David Barclay got up the moment Kirsty was out of the room, dressed himself in haste, swallowed a glass of whiskey, saddled the gray mare, gave her a feed of oats, which she ate the faster that she felt the saddle, and set out for Tiltowie to get the doctor. Threatening as the weather was, he was well on the road before the wind became so full of snow as to cause him any anxiety either for those on the hill or for himself. But after the first moment of anxiety, a very few minutes convinced him that a battle with the elements was at hand more dangerous than he had ever had to fight with armed men.

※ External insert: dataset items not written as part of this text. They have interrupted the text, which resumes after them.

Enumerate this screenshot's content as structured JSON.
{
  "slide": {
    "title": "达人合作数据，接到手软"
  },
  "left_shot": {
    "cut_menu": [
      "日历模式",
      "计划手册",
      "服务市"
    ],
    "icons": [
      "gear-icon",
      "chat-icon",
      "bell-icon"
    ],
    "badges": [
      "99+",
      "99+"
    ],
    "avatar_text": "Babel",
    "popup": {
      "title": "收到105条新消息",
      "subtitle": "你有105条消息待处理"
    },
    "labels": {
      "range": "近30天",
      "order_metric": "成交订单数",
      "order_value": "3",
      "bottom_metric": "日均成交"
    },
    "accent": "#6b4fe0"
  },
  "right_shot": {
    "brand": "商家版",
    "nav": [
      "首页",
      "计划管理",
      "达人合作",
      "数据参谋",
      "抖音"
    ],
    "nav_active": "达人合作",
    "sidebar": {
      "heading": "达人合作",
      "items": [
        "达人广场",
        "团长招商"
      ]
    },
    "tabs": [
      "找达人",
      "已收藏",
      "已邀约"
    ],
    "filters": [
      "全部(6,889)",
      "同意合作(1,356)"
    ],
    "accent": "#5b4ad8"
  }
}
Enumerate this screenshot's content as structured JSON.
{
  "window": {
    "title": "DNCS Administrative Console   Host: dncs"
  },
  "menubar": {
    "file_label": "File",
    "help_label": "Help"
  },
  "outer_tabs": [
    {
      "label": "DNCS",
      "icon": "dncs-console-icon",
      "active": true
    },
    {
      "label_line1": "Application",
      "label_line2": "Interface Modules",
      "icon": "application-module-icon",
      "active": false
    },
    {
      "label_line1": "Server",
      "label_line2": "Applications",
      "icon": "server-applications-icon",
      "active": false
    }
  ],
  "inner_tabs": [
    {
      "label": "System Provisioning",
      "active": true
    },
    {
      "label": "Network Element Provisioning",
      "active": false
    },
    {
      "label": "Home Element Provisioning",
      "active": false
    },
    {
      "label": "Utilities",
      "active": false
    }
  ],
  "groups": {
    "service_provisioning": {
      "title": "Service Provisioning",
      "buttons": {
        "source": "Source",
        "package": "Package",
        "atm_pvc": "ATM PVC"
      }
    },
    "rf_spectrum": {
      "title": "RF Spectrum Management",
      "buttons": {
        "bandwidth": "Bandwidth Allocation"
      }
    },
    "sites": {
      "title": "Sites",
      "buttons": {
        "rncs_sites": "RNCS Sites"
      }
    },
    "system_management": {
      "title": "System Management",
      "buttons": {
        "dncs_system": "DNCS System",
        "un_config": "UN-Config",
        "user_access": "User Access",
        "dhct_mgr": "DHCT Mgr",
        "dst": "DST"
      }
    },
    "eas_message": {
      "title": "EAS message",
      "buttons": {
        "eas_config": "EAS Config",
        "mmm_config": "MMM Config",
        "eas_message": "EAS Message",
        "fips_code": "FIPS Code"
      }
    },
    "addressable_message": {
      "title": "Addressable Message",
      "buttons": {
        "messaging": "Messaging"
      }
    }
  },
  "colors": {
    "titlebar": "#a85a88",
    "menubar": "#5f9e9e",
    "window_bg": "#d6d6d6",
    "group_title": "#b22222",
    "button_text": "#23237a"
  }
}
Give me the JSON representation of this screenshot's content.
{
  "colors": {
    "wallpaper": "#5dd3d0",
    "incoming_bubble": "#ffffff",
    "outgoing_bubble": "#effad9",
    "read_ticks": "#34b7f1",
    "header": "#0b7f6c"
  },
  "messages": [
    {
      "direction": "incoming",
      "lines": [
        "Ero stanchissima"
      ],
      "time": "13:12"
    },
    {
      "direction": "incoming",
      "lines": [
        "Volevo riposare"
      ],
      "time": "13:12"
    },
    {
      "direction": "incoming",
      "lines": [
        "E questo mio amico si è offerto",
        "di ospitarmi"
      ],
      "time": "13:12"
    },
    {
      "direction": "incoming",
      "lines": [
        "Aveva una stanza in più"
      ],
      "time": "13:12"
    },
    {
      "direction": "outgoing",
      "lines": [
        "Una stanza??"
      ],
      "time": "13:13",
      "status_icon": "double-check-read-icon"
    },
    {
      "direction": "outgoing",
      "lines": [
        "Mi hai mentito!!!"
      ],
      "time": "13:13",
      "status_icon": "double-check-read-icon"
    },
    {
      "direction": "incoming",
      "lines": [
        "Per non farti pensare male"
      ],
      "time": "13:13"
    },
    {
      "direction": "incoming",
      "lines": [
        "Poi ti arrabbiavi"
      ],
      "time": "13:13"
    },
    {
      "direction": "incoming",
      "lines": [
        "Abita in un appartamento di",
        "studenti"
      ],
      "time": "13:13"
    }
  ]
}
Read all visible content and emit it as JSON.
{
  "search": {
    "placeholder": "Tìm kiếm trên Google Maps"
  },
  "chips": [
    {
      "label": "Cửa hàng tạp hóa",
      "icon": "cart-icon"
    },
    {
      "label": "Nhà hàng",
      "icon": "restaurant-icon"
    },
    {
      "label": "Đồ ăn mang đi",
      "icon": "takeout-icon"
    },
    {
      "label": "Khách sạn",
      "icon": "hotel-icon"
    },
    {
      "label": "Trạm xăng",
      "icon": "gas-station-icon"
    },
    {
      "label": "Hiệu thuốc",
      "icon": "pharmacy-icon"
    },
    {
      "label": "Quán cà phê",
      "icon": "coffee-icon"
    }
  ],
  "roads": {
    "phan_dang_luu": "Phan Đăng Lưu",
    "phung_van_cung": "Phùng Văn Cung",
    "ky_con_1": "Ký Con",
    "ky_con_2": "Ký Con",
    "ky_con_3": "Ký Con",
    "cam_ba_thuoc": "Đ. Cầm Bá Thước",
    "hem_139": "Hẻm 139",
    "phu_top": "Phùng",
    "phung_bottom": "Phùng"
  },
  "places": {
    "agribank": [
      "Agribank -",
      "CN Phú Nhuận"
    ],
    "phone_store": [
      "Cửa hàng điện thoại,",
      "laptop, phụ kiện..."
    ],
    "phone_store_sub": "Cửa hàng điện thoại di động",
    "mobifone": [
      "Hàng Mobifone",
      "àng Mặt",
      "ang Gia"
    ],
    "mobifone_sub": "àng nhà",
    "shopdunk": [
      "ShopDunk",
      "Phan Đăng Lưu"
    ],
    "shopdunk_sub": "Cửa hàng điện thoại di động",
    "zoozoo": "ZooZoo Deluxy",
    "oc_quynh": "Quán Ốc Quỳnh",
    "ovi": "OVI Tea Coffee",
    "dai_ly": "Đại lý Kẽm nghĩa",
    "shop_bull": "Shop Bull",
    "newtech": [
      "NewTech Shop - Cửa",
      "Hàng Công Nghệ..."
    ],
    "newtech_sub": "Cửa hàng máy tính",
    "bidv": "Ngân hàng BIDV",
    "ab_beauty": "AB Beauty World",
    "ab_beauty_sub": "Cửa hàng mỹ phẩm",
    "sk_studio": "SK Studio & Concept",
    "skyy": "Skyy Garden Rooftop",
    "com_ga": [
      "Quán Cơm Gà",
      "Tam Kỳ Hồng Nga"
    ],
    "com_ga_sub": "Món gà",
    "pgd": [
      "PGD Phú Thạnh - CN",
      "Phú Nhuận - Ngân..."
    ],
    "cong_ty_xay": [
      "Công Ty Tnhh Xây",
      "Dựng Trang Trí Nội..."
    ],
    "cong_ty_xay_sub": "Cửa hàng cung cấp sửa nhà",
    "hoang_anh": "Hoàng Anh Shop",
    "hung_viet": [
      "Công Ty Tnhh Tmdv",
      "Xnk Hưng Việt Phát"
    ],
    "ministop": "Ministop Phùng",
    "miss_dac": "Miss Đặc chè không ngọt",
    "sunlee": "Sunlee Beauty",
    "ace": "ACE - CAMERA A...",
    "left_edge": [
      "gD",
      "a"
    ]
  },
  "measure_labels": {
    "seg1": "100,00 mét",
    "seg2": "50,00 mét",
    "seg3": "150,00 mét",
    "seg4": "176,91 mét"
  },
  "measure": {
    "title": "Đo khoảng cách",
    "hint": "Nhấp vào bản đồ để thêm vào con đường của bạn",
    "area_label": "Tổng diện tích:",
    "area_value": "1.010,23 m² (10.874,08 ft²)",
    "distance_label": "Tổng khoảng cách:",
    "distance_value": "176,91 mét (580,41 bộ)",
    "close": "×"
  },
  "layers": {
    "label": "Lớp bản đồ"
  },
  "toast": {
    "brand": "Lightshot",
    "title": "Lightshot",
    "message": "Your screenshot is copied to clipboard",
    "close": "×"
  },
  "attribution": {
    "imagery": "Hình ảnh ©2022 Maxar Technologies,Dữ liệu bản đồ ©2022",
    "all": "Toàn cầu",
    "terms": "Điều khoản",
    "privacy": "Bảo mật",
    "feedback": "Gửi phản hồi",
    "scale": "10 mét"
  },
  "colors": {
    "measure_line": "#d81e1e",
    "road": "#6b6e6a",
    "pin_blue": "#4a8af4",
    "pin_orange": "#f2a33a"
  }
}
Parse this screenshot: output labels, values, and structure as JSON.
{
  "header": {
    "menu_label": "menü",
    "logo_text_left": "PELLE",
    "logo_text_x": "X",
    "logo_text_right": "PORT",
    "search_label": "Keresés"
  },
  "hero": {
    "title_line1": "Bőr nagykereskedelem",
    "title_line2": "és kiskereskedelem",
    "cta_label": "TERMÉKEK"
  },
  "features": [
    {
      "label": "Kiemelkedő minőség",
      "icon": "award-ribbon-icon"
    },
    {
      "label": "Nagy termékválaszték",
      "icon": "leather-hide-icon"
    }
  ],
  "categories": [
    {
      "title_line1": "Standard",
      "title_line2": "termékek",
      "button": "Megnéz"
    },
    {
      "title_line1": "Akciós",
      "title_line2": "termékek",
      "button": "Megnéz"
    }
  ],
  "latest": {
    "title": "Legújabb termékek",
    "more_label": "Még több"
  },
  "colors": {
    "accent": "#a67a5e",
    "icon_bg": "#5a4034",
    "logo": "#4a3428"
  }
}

For some distance the road was safe enough as yet, for the storm had not had time to heap up the snow between the bordering hills; but by and by he must come out upon a large tract recovered by slow degrees and great labor from the bog, and be exposed to the full force of the now furious wind where, in many places it would be far easier to wander off than to stay upon a road level with the fields, and bounded not even by a ditch the size of a wheel-track. When he reached the open, therefore, he was compelled to go at a foot-pace through the thick, blinding, bewildering, tempest-driven snow; and was not surprised when, in spite of all his caution, he found, 192 by the sudden sinking and withdrawing of one of his mare's legs with a squelching noise, that he had got astray upon the bog, nor knew any more in what direction the town or other abode of humanity lay. The only thing he did know was the side of the road to which he had turned; and that he knew only by the ground into which he had got: no step farther must in that direction be attempted! His mare seemed to know this as well as himself, for when she had pulled her leg out, she drew back a pace, and stood; whereupon David cast a knot on the reins, threw them on her neck, and told her to go where she pleased. She turned half round and started at once, feeling her way at first very carefully. Then she walked slowly on, with her head hanging low. Again and again she stopped and snuffed, diverged a little, and went on.

The wind was packed rather than charged with snow. Men said there never was a wind of the strength with so much snow in it. David began to despair of ever finding the road again, and naturally in such strait thought how much worse would Kirsty and Steenie be faring on the open hill-side. His wife, he knew, could not have started before the storm rose to tempest, and would delay her departure. Then came the reflection, how little at any time could a father do for the well-being of his children! The fact of their being children implied their need of an all-powerful father: must there not then be such a father? Therewith the truth dawned upon him, that first of truths, which all his church-going and Bible-reading had hitherto failed to disclose, that, for life to be a good thing and worth living, a 193 man must be the child of a perfect Father, and know him. In his terrible perturbation about his children, he lifted up his heart — not to the Governor of the world; not to the God of Abraham or Moses; not in the least to the God of the Kirk; least of all to the God of the Shorter Catechism; but to the faithful creator and Father of David Barclay. The aching soul which none but a perfect Father could have created capable of deploring its own fatherly imperfection, cried out to the Father of fathers on behalf of his children, and as he cried, a peace came stealing over him such as he had never before felt.

Then he knew that his mare had been for some time on hard ground, and was going with purpose in her gentle trot. In five minutes more, he saw the glimmer of a light through the snow. Near as it was, or he could not have seen it, he failed repeatedly in finding his way to it. The mare at length fell over a stone wall out of sight in the snow, and when they got up they found themselves in a little garden at the end of a farm-house. Not, however, until the farmer came to the door, wondering who on such a morning could be their visitor, did he know to what farm the mare had brought him. Weary, and well aware that no doctor in his senses would set out for the top of the Horn in such a tempest of black and white, he gratefully accepted the shelter and refreshment of which his mare and he stood by this time in much need, and waited for a lull in the storm.